Meet the therapist: Romy Wakil

Romy is a Psychotherapist and joined the team in April 2019. We sat her down to learn more about her approach and role within Orri.

How long have you been a clinician for and what were you doing before Orri 

I qualified in 2015 and have been practicing in the field of trauma for 4 years. After graduating I moved back home to Cyprus for a couple of years where I set up free trauma therapy for asylum seekers whilst working at an NGO. I have been working and living in London for two years now and working primarily in the field of eating disorders.  

Can you tell us about the type of therapy/discipline that you practice? 

I trained in both the person-centred and psychodynamic traditions. Whilst I tend to lean more towards the psychodynamic tradition in practicing, each client is unique in terms of their story. With this in mind, I draw from different traditions depending on my client’s needs during their journey of recovery.  

What do you enjoy most about your role?  

It is a humbling experience to be given the opportunity to ‘witness’ the shifts that occur in clients’ lives throughout their therapeutic journeys.  

What is the most challenging aspect of your role? 

Clients often struggle with the cyclical process of recovery. Witnessing a client’s pain and frustrations throughout this process can be challenging.  However, I have found that holding on to hope and simply being with a client as they explore their frustrations can lead to powerful moments of remarkable growth.  

What do you wish people knew about therapy/psychology? 

Therapy is first and foremost about engaging in one’s relationship with oneself – individuals can access it at any point in their lives.  

What do you feel is most unique about Orri? 

Orri provides a sheltered space in which clients are supported by a multidisciplinary team in tackling their eating disorders – both within Orri and the outside world.

Outside of work, what do you do for your own mental wellbeing? 

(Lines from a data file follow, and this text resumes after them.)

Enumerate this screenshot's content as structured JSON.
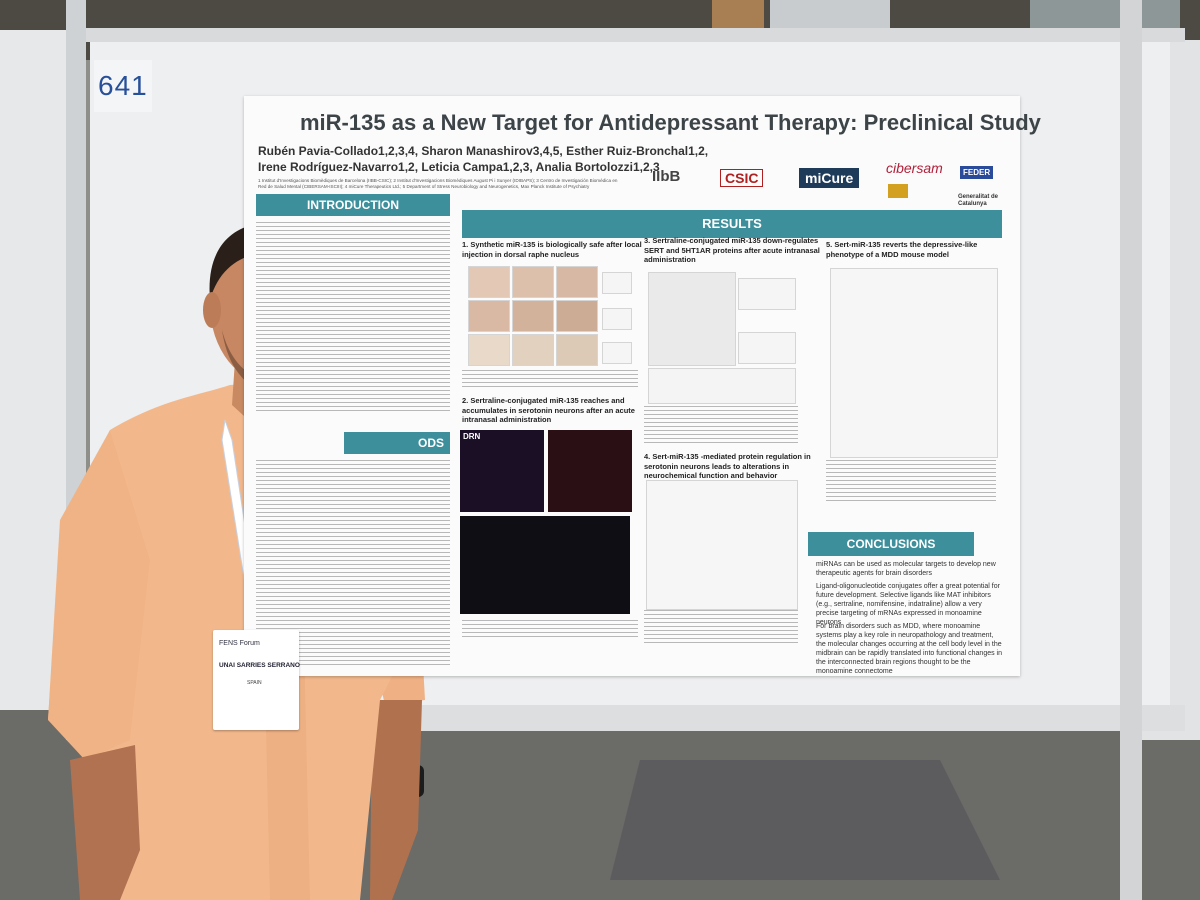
{
  "board": {
    "number": "641"
  },
  "poster": {
    "title": "miR-135 as a New Target for Antidepressant Therapy: Preclinical Study",
    "authors_line1": "Rubén Pavia-Collado1,2,3,4, Sharon Manashirov3,4,5, Esther Ruiz-Bronchal1,2,",
    "authors_line2": "Irene Rodríguez-Navarro1,2, Leticia Campa1,2,3, Analia Bortolozzi1,2,3",
    "affiliation_line1": "1 Institut d'Investigacions Biomèdiques de Barcelona (IIBB-CSIC); 2 Institut d'Investigacions Biomèdiques August Pi i Sunyer (IDIBAPS); 3 Centro de Investigación Biomédica en",
    "affiliation_line2": "Red de Salud Mental (CIBERSAM-ISCIII); 4 miCure Therapeutics Ltd.; 5 Department of Stress Neurobiology and Neurogenetics, Max Planck Institute of Psychiatry",
    "logos": [
      "IIbB",
      "CSIC",
      "miCure",
      "cibersam",
      "FEDER",
      "Generalitat de Catalunya"
    ],
    "sections": {
      "introduction": "INTRODUCTION",
      "results": "RESULTS",
      "conclusions": "CONCLUSIONS",
      "methods_fragment": "ODS"
    },
    "result_headings": [
      "1. Synthetic miR-135 is biologically safe after local injection in dorsal raphe nucleus",
      "2. Sertraline-conjugated miR-135 reaches and accumulates in serotonin neurons after an acute intranasal administration",
      "3. Sertraline-conjugated miR-135 down-regulates SERT and 5HT1AR proteins after acute intranasal administration",
      "4. Sert-miR-135 -mediated protein regulation in serotonin neurons leads to alterations in neurochemical function and behavior",
      "5. Sert-miR-135 reverts the depressive-like phenotype of a MDD mouse model"
    ],
    "fig_labels": {
      "drn": "DRN"
    },
    "conclusions": [
      "miRNAs can be used as molecular targets to develop new therapeutic agents for brain disorders",
      "Ligand-oligonucleotide conjugates offer a great potential for future development. Selective ligands like MAT inhibitors (e.g., sertraline, nomifensine, indatraline) allow a very precise targeting of mRNAs expressed in monoamine neurons",
      "For brain disorders such as MDD, where monoamine systems play a key role in neuropathology and treatment, the molecular changes occurring at the cell body level in the midbrain can be rapidly translated into functional changes in the interconnected brain regions thought to be the monoamine connectome"
    ]
  },
  "badge": {
    "event": "FENS Forum",
    "name": "UNAI SARRIES SERRANO",
    "country": "SPAIN"
  },
  "colors": {
    "band_teal": "#3e8f9c",
    "board_number": "#27509a",
    "shirt": "#f2b88c"
  }
}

Spending quality time with my family and friends always makes me feel energised as well as music – there’s nothing like a live gig or listening to my favourite playlist!  Also, I take any opportunity I can to go to the beach as it’s the space I feel most grounded in.   

What is your favourite inspirational quote? 

Anything written by Nayyirah Waheed speaks to me, but this quote is one of my all-time favourites:   

you were a writer  
you ever  
pen to paper. 
just because you were not writing  
does not mean you were not writing 
― Nayyirah Waheed  

Do you have a mental health hero? 

My clients – who engage in incredibly challenging reflective work and inspire me in their bravery and courage.  

If you had one piece of advice for a therapy-seeker, what would it be? 

Therapy is a unique space in which clients are supported in listening to their internal dialogues. As a result, therapy can be useful for anyone as it can provide a powerful platform for personal growth.